Monday, April 16, 2012

Book Review: Empire in Black and Gold

As anyone who has known me for any length of time will attest, I have always looked down on the Fantasy genre with the reflexive snobbery of a long-time Science Fiction Fan. I was at least partly cured of this after my "Big Year of Reading Fantasy" although I still feel pretty wary of it's tics, tropes and seemingly self-inflicted limitations of what the genre is allowed to be. I'm still more than capable of getting a little snippy about it, but at the same time there is an increasing amount of it on my bookshelves and I came back from the SFX weekender with 3 out of 4 books bought being Fantasy. And its starting to look like my next big reading obsession is a Fantasy series too.

Oh dear, team.

Adrian Tchaikovsky's Empire in Black and Gold fits right in with what seems to be the big trend in Fantasy at the moment, which is a certainly amount of introspection as to what the genre is, and a pushing back at the boundries to try and make it a bit broader. Mostly, this seems to manifesting in "grimmer and darker", with writers like George RR Martin, Joe Abercrombie and others moving into full-on deconstruction of Heroic Fantasy, or building series around more noir-ish (and borderline unpleasant) characters from the get-go. Tchaikovsky, at least on the basis of the first book, is moving in a slightly different direction, and rather than taking throwing his toys around in a more traditional Fantasy setting, he's throwing them around in a noticably different one.

There are two big distinctive elements to Empire in Black and Gold - the insect thing, and the technology thing. The former is a clever way of creating distinct races without falling back on the usual fantasy elves/dwarves/etc stereotypes  (at least too much). At some point in the distant past, Humans have evolved a sort of symbiosis with this worlds giant insects, gaining characteristics and semi-magical innate abilities from them. These "Ancestor-Art" abilities have some overlap - several races can manifest art-wings, for instance, or body weapons - but the combinations are unique, as are distinct body characteristics and fairly strong mental characteristics, both good and bad. Interbreeding is definitely possible, but hugely frowned upon, and the resulting half-breeds seem a mixed bunch in terms of whether their mixed heritage is a boon or a curse.

I'd say Tchaikovsky overdoes it occasionally with cameos of new insect-kinden, especially as the book neatly unpick the "main" races at a leisurely, story-led pace and doesn't always need a "oooh! it's a thingy-kinden" popping up, but it does imply a wider world and they're usually pretty interesting characters in their own right, and the ancestor arts are pretty much always interesting and appropriate.

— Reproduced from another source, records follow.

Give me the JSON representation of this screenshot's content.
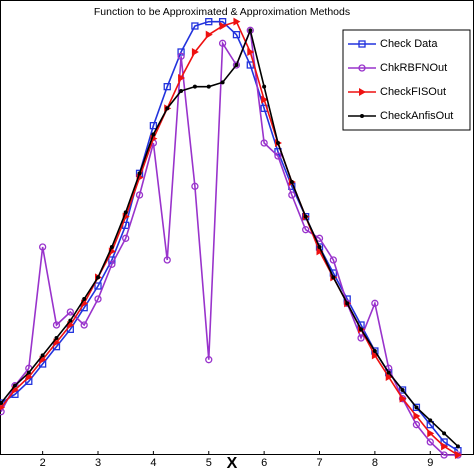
{
  "chart_data": {
    "type": "line",
    "title": "Function to be Approximated & Approximation Methods",
    "x_label": "X",
    "x": [
      1.25,
      1.5,
      1.75,
      2,
      2.25,
      2.5,
      2.75,
      3,
      3.25,
      3.5,
      3.75,
      4,
      4.25,
      4.5,
      4.75,
      5,
      5.25,
      5.5,
      5.75,
      6,
      6.25,
      6.5,
      6.75,
      7,
      7.25,
      7.5,
      7.75,
      8,
      8.25,
      8.5,
      8.75,
      9,
      9.25,
      9.5
    ],
    "series": [
      {
        "name": "Check Data",
        "color": "#2233dd",
        "marker": "square",
        "values": [
          0.12,
          0.14,
          0.17,
          0.21,
          0.25,
          0.29,
          0.34,
          0.39,
          0.45,
          0.53,
          0.65,
          0.76,
          0.85,
          0.93,
          0.99,
          1.0,
          1.0,
          0.97,
          0.9,
          0.8,
          0.7,
          0.62,
          0.55,
          0.48,
          0.42,
          0.36,
          0.3,
          0.24,
          0.19,
          0.15,
          0.11,
          0.07,
          0.03,
          0.01
        ]
      },
      {
        "name": "ChkRBFNOut",
        "color": "#9933cc",
        "marker": "circle",
        "values": [
          0.1,
          0.16,
          0.2,
          0.48,
          0.3,
          0.33,
          0.3,
          0.36,
          0.44,
          0.5,
          0.6,
          0.72,
          0.45,
          0.92,
          0.62,
          0.22,
          0.95,
          0.9,
          0.98,
          0.72,
          0.69,
          0.6,
          0.52,
          0.5,
          0.45,
          0.35,
          0.27,
          0.35,
          0.2,
          0.13,
          0.07,
          0.03,
          0.0,
          0.0
        ]
      },
      {
        "name": "CheckFISOut",
        "color": "#ee1111",
        "marker": "triangle",
        "values": [
          0.11,
          0.15,
          0.18,
          0.22,
          0.26,
          0.3,
          0.35,
          0.41,
          0.47,
          0.55,
          0.64,
          0.73,
          0.8,
          0.87,
          0.93,
          0.97,
          0.99,
          1.0,
          0.93,
          0.82,
          0.72,
          0.63,
          0.55,
          0.47,
          0.41,
          0.35,
          0.29,
          0.23,
          0.18,
          0.13,
          0.09,
          0.05,
          0.02,
          0.0
        ]
      },
      {
        "name": "CheckAnfisOut",
        "color": "#000000",
        "marker": "dot",
        "values": [
          0.12,
          0.16,
          0.19,
          0.23,
          0.27,
          0.31,
          0.36,
          0.41,
          0.48,
          0.56,
          0.65,
          0.74,
          0.8,
          0.84,
          0.85,
          0.85,
          0.86,
          0.9,
          0.98,
          0.85,
          0.72,
          0.63,
          0.55,
          0.48,
          0.41,
          0.35,
          0.29,
          0.24,
          0.19,
          0.15,
          0.11,
          0.08,
          0.05,
          0.02
        ]
      }
    ],
    "xlim": [
      1.23,
      9.79
    ],
    "xticks": [
      2,
      3,
      4,
      5,
      6,
      7,
      8,
      9
    ],
    "ylim": [
      0,
      1.05
    ],
    "legend": "top-right"
  }
}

The other big thing is the technology. I'm still not sure why Fantasy technological evolution seems to stop dead before the renaissance, apart from when some villain feels the need to spontaneously invent gunpowder, but Empire in Black and Gold's world is pleasantly different. For a start, the big historical upheaval that led to the way the world is was driven by technologically-adept races overthrowing their non-adept (its like a mutual mental block between magic-users and tech-users) and establishing a new order, and technology, shockingly, has continued to evolve. Sure, its "fantasy" technology in the sense that its a bit woolly at times, and may not stand up to "real world" examination (what are the zeppelins filled with, exactly?) but by god its nice to have a fantasy world with trains, factories, early flying machines (of all sorts of types) and ironclad warships. If nothing else it makes for fantastically distinctive and busy battle sequences!

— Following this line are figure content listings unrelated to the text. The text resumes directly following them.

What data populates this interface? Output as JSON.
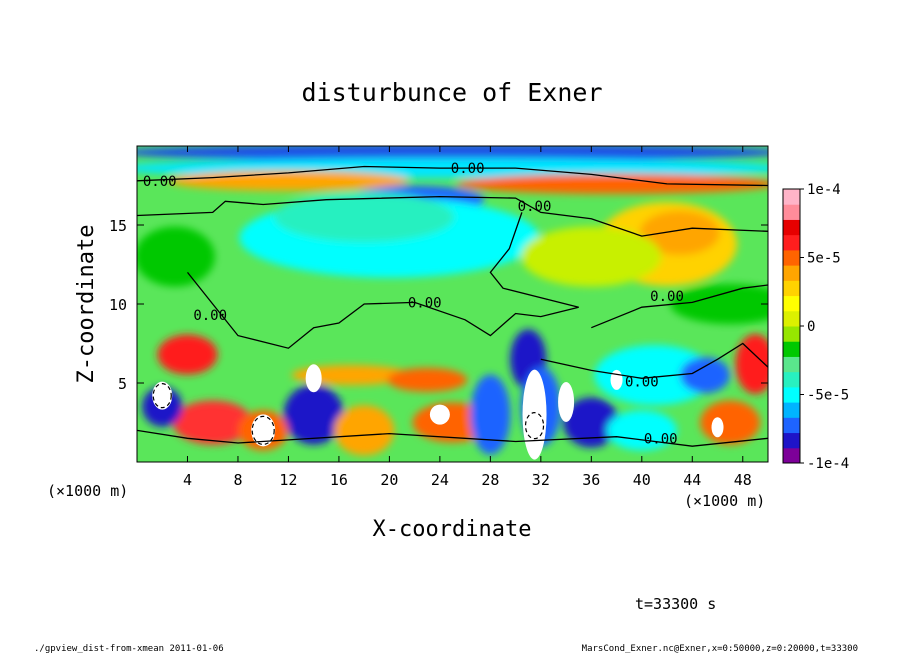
{
  "chart_data": {
    "type": "heatmap",
    "title": "disturbunce of Exner",
    "xlabel": "X-coordinate",
    "ylabel": "Z-coordinate",
    "x_unit": "(×1000 m)",
    "y_unit": "(×1000 m)",
    "xlim": [
      0,
      50
    ],
    "ylim": [
      0,
      20
    ],
    "x_ticks": [
      4,
      8,
      12,
      16,
      20,
      24,
      28,
      32,
      36,
      40,
      44,
      48
    ],
    "x_tick_labels": [
      "4",
      "8",
      "12",
      "16",
      "20",
      "24",
      "28",
      "32",
      "36",
      "40",
      "44",
      "48"
    ],
    "y_ticks": [
      5,
      10,
      15
    ],
    "y_tick_labels": [
      "5",
      "10",
      "15"
    ],
    "colorbar": {
      "range": [
        -0.0001,
        0.0001
      ],
      "labels": [
        "1e-4",
        "5e-5",
        "0",
        "-5e-5",
        "-1e-4"
      ],
      "label_values": [
        0.0001,
        5e-05,
        0,
        -5e-05,
        -0.0001
      ],
      "colors": [
        "#7d0099",
        "#1e14c8",
        "#1e64ff",
        "#00b4ff",
        "#00ffff",
        "#28f0c0",
        "#5ae68c",
        "#00c800",
        "#96e600",
        "#dcf000",
        "#ffff00",
        "#ffd200",
        "#ffa500",
        "#ff6400",
        "#ff1e1e",
        "#e60000",
        "#ff8c9a",
        "#ffb4c8"
      ]
    },
    "contour_labels": [
      {
        "text": "0.00",
        "x": 1.8,
        "z": 17.8
      },
      {
        "text": "0.00",
        "x": 26.2,
        "z": 18.6
      },
      {
        "text": "0.00",
        "x": 31.5,
        "z": 16.2
      },
      {
        "text": "0.00",
        "x": 5.8,
        "z": 9.3
      },
      {
        "text": "0.00",
        "x": 22.8,
        "z": 10.1
      },
      {
        "text": "0.00",
        "x": 42.0,
        "z": 10.5
      },
      {
        "text": "0.00",
        "x": 40.0,
        "z": 5.1
      },
      {
        "text": "0.00",
        "x": 41.5,
        "z": 1.5
      }
    ],
    "time_label": "t=33300 s"
  },
  "footer": {
    "left": "./gpview_dist-from-xmean  2011-01-06",
    "right": "MarsCond_Exner.nc@Exner,x=0:50000,z=0:20000,t=33300"
  }
}
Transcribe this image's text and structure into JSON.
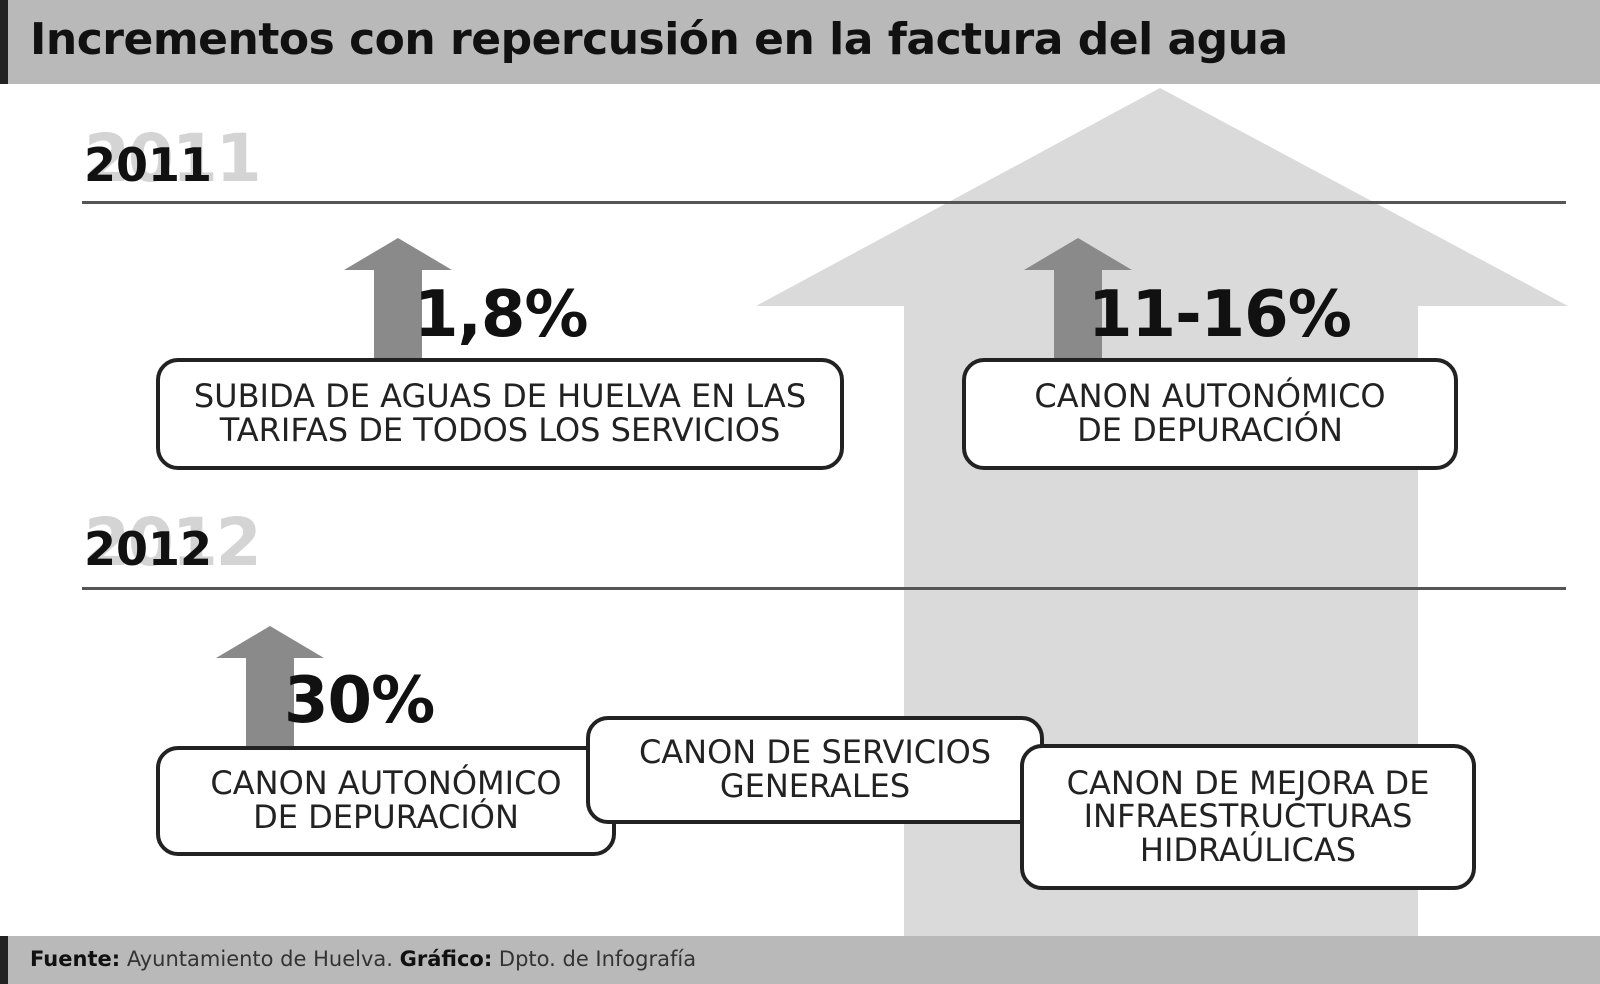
{
  "title": "Incrementos con repercusión en la factura del agua",
  "years": [
    {
      "year": "2011",
      "items": [
        {
          "percent": "1,8%",
          "label": "SUBIDA DE AGUAS DE HUELVA EN LAS\nTARIFAS DE TODOS LOS SERVICIOS"
        },
        {
          "percent": "11-16%",
          "label": "CANON AUTONÓMICO\nDE DEPURACIÓN"
        }
      ]
    },
    {
      "year": "2012",
      "items": [
        {
          "percent": "30%",
          "label": "CANON AUTONÓMICO\nDE DEPURACIÓN"
        },
        {
          "percent": "",
          "label": "CANON DE SERVICIOS\nGENERALES"
        },
        {
          "percent": "",
          "label": "CANON DE MEJORA DE\nINFRAESTRUCTURAS\nHIDRAÚLICAS"
        }
      ]
    }
  ],
  "footer": {
    "source_label": "Fuente:",
    "source_value": "Ayuntamiento de Huelva.",
    "graphic_label": "Gráfico:",
    "graphic_value": "Dpto. de Infografía"
  },
  "colors": {
    "header_bg": "#b9b9b9",
    "big_arrow": "#dadada",
    "small_arrow": "#8a8a8a",
    "text": "#111111"
  }
}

The story itself is also pretty interesting - sure, an elder parental surrogate gathers a band of adventurers together to fight an encroaching enemy, but it's quickly more than that, a story as much about politics and intrigue, with rounded characters on all sides, and in many ways Empire in Black and Gold is unashamed of being Heroic Fantasy because its telling a complex and mature story without having to resort to a truck-load of brutal torture and violence against women to probe how dark it's being. I don't know if its intended but it feels like a real rejection of medievalism as a base-line fantasy settling, with a more18th century trade-and-industry feel to the politics of it all.

I think it's a credit to how much I enjoyed it that I immediately rushed out and bought (and read in short order) the second book in the series. So yeah, another Fantasy series got its hooks into me, dammit. Oh Dear. Oh Dear indeed.